Chapter 15: Leadership in public sector organizations

Journal Article 15.1: Grint, K. and Holt, C. (2011) ‘Leading questions: if ‘Total Place’, ‘Big Society’ and local leadership are the answers: What’s the question?’, Leadership, 7(1): 85–98.

Description: This paper concerns the apparent decentralization of decision-making in the United Kingdom that has accompanied the new coalition government. In particular, the rise of Prime Minister Cameron’s public services initiative: ‘Big Society’, and one of its antecedents, ‘Total Place’. While these remain sites of political contest, they provide an opportunity for rethinking why the leadership of change might be linked to a change of leadership. In effect, if these approaches are the answer to the problem of providing public services in an age of austerity, then the author suggests, we need to start the analysis by asking what the questions to these answers are.


Journal Article 15.2: Grint, K. (2014) ‘The hedgehog and the fox: leadership lessons from D-Day’ Leadership, 10(2): 240–260.

Description: This article looks at a contest between two different approaches to war that embody different assumptions about the importance of leadership, management and command. Taking Archilocus’ phrase – ‘The fox knows many things, but the hedgehog knows one big thing’ – it is suggested that the success of the Allies on D-Day was dependent upon their greater attention to all three decision modes and their related problems than their German foes, whose penchant for the Cult of Combat led them to be more effective in battle but less effective in the pursuit of war. This is related to the difference between Tame, Wicked and Critical problems.

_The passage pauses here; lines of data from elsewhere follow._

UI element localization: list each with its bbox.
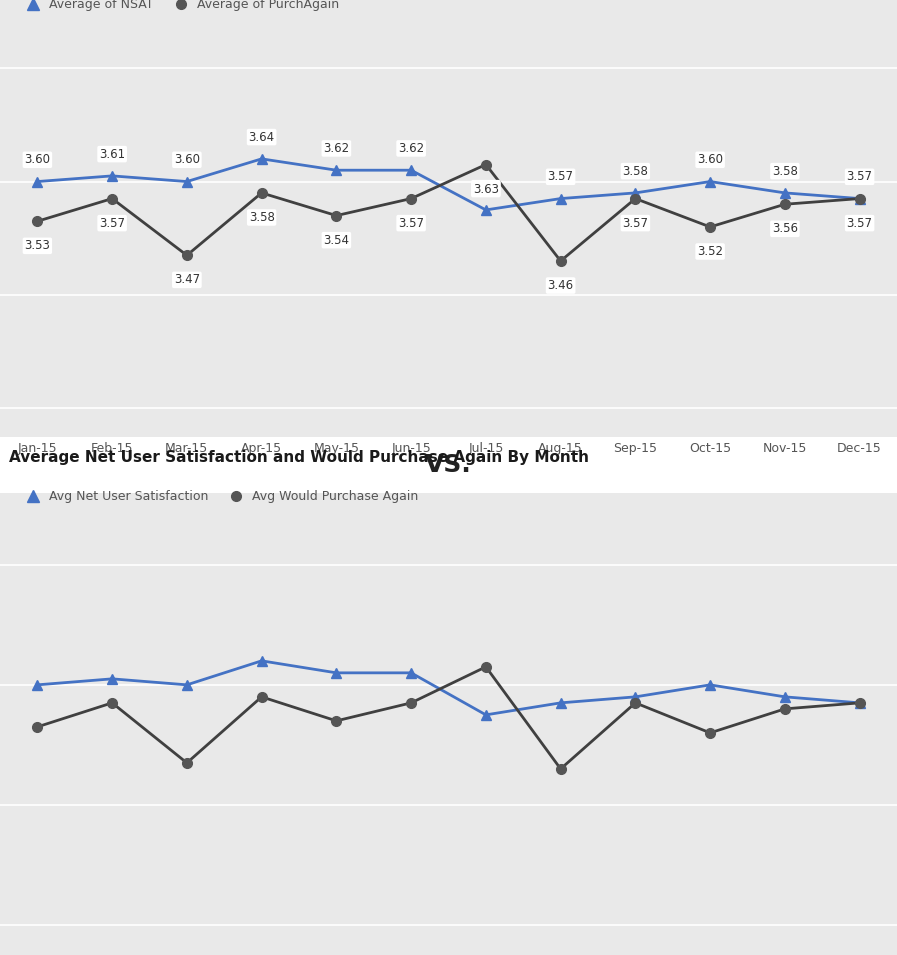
Text: 3.62: 3.62 [323,142,350,155]
Legend: Avg Net User Satisfaction, Avg Would Purchase Again: Avg Net User Satisfaction, Avg Would Pur… [15,485,423,508]
Text: 3.57: 3.57 [398,217,424,229]
Text: 3.53: 3.53 [24,240,50,252]
Text: 3.57: 3.57 [548,170,573,183]
Text: 3.57: 3.57 [100,217,125,229]
Text: 3.52: 3.52 [697,245,723,258]
Text: 3.55: 3.55 [473,181,499,195]
Text: 3.57: 3.57 [847,217,873,229]
Text: 3.56: 3.56 [772,223,797,235]
Text: 3.46: 3.46 [547,279,574,292]
Text: 3.62: 3.62 [398,142,424,155]
Text: 3.60: 3.60 [24,153,50,166]
Text: 3.57: 3.57 [847,170,873,183]
Text: 3.58: 3.58 [772,164,797,178]
Text: 3.58: 3.58 [623,164,649,178]
Legend: Average of NSAT, Average of PurchAgain: Average of NSAT, Average of PurchAgain [15,0,344,16]
Text: VS.: VS. [425,453,472,477]
Text: Average Net User Satisfaction and Would Purchase Again By Month: Average Net User Satisfaction and Would … [9,450,589,465]
Text: 3.63: 3.63 [473,182,499,196]
Text: 3.60: 3.60 [174,153,200,166]
Text: 3.64: 3.64 [248,131,274,143]
Text: 3.60: 3.60 [697,153,723,166]
Text: 3.54: 3.54 [324,234,349,246]
Text: 3.61: 3.61 [99,148,126,160]
Text: 3.47: 3.47 [174,273,200,286]
Text: 3.57: 3.57 [623,217,649,229]
Text: 3.58: 3.58 [248,211,274,224]
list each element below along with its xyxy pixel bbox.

Journal Article 15.3: Levy, R. (2010) ‘New public management: end of an Era?’, Public Policy and Administration, 25(2): 234–240

Description: For the past 20 years, the New Public Management (NPM) has been the dominant paradigm in public administration theory and practice. Given its affinity with markets and private sector management, NPM is arguably as much a casualty of the global economic crisis as are the markets and market mechanisms which underpin it. In this context, this article explores the impact of the crisis on the current and future development of public administration practice. Starting from some stocktaking analyses written immediately prior to the downturn, four possible scenarios are suggested for public management practice in the United Kingdom and elsewhere.